法華経と申すは一切衆生を 佛になす御経なり(法蓮抄)

 身延の地から今の千葉県市川在住の曾谷入道殿にお与えになられたお手紙が今月ご紹介の聖語「法蓮抄」で、法蓮とは入道殿の法名であります。曾谷入道殿が亡き父君の十三回忌に当り法華経五部を転読されたこと。十三回忌まで毎日お自我偈一巻を読誦、ご回向申してきた事、更に自分だけでは心もとないので、日蓮聖人にご回向いただきたい。との御願いに対するご返事が法蓮抄であります。
まず日蓮聖人は入道殿の日ごろの信仰心の篤さをたたえられます。と言いますのも日蓮聖人佐渡ご配流中、同志の方々と強い信仰を貫き通し法華経信仰を守られたこと、身延入山後はしばしば訪ねられる等篤い信仰心を持ち至誠の人であったことが文中に述べられております。その上で聖人は、入道殿の法華経読誦の浄行をたたえられ、今月ご紹介の聖語
「法華経と言うお経はこの世に生きる全ての人をお釈迦さまお悟りの世界、大安心の境地に至らしめる御経である」
とお説きになられます。更に加えて古代中国の故事である書家遺龍(いりょう)・烏龍(うりょう)父子の話。「息子の烏龍が生前父に言われた〝法華経を書写すべからず〟の遺言を王命によってやぶり、しぶしぶ書写したところその父が夢枕で〝そなたの法華経書写の文字は金色に輝き、私だけでなく他の死者も救われた〟と大喜び感心した姿を見、烏龍(うりょう)は法華経写経の功徳を学び加えて父の死後に大きな親孝行が出来た事を喜ぶという話」を紹介、
佛道修行には受持・読・誦・解説・書写の功徳が説かれているがその書写の功徳ですら、この通りである。ましてや〝法華経読誦の功徳ははかり知れないものである〟と読誦の功徳をお説きになられます。

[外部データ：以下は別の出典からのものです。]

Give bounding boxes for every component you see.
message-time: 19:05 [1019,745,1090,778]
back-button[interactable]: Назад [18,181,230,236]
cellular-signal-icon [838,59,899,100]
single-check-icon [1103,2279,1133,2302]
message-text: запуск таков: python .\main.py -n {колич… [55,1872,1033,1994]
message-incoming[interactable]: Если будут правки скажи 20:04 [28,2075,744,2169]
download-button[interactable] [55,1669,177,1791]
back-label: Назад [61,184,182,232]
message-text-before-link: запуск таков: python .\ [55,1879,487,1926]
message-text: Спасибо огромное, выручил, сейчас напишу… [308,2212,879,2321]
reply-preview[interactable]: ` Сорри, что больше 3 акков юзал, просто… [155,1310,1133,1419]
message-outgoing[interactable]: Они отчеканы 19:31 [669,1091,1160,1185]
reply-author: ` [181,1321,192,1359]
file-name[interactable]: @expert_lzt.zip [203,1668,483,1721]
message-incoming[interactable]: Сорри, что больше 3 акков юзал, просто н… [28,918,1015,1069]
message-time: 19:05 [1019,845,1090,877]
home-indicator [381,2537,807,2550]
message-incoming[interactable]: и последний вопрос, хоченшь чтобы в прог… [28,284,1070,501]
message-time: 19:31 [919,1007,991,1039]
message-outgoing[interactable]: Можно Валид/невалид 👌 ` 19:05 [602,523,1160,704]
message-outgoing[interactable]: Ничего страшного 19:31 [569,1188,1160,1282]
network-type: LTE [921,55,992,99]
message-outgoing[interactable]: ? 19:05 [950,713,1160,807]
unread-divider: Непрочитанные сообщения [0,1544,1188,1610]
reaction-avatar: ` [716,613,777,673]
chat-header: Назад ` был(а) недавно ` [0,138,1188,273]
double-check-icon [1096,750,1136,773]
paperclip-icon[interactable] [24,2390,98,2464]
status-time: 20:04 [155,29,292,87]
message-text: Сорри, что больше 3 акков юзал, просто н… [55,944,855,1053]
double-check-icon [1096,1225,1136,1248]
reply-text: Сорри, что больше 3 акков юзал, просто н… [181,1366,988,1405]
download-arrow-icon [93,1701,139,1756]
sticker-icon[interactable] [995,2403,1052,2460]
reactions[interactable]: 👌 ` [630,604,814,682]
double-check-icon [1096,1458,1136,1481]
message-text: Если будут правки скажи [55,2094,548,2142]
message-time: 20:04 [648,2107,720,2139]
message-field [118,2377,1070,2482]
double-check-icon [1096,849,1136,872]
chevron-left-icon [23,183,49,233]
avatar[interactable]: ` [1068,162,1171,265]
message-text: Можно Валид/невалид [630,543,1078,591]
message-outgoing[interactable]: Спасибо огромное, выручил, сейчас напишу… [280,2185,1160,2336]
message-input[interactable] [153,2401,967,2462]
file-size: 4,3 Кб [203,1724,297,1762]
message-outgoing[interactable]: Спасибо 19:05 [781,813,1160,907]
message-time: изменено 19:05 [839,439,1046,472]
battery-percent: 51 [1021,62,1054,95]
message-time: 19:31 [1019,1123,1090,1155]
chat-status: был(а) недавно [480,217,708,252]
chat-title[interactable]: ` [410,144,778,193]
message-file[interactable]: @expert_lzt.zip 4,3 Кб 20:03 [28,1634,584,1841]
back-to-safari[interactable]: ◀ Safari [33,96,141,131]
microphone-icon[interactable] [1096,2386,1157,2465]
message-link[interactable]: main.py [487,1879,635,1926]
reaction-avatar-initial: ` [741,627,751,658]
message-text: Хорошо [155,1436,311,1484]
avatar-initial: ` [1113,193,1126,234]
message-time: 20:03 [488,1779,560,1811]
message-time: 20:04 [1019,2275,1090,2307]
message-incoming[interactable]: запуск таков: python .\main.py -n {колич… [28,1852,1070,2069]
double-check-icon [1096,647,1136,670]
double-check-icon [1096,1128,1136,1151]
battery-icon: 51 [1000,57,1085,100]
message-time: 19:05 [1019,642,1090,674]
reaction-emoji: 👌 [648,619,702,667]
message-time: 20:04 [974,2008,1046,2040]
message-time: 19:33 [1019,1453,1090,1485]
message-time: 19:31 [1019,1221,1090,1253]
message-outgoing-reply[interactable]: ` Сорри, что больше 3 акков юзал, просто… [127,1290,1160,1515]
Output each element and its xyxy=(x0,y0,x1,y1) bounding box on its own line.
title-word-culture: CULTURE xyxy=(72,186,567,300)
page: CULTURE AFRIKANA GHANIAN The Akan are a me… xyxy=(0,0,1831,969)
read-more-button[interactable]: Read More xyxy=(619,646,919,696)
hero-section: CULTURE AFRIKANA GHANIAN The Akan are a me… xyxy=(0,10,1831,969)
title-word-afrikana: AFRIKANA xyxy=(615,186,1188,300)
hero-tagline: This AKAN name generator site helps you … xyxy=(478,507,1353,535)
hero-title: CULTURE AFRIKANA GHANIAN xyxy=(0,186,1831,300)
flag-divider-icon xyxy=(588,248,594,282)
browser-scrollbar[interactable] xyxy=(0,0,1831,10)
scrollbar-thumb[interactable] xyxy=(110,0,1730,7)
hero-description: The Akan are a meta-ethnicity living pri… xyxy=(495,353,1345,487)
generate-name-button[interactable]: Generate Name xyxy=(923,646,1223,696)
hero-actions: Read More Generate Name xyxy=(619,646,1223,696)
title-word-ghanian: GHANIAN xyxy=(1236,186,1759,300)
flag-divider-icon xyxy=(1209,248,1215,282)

入道殿が亡き父上の十三回忌のために法華経五部、毎日お自我偈を一巻 読誦されたことは、亡き父上が霊山会上で感謝。悦ばれている事は先の遺龍(いりょう)・烏龍(うりょう)父子の譬の通り、法華経七万字お自我偈五百十文字、金色の仏さまとなって来臨、亡き父上を讃えられた事それのみならず亡き父上の廻りの霊位もその思いに与かった事が文中に込められており、更に読経の功徳は亡き人々のためだけでなく読誦しているその人にも多大の功徳のある事が説かれます。読経するということは、お釈迦さま霊鷲山 法華経説法の座に連なることでありますから、今月ご紹介の聖語の功徳を入道殿個人が拝受すると言うことなのであります。
このみ教えは一人入道殿だけではありません、入道殿と同じく法華経を読誦している私たちも拝受しているのだと大聖人は入道殿を介して私たちによびかけておられます。そうです、あなたが毎朝読誦されている法華経、あなたのご先祖さま亡き方への無量のご供養、更にあなたご自身の大安心への道への繋がっていること、大きな悦びとお受けとめ下さい。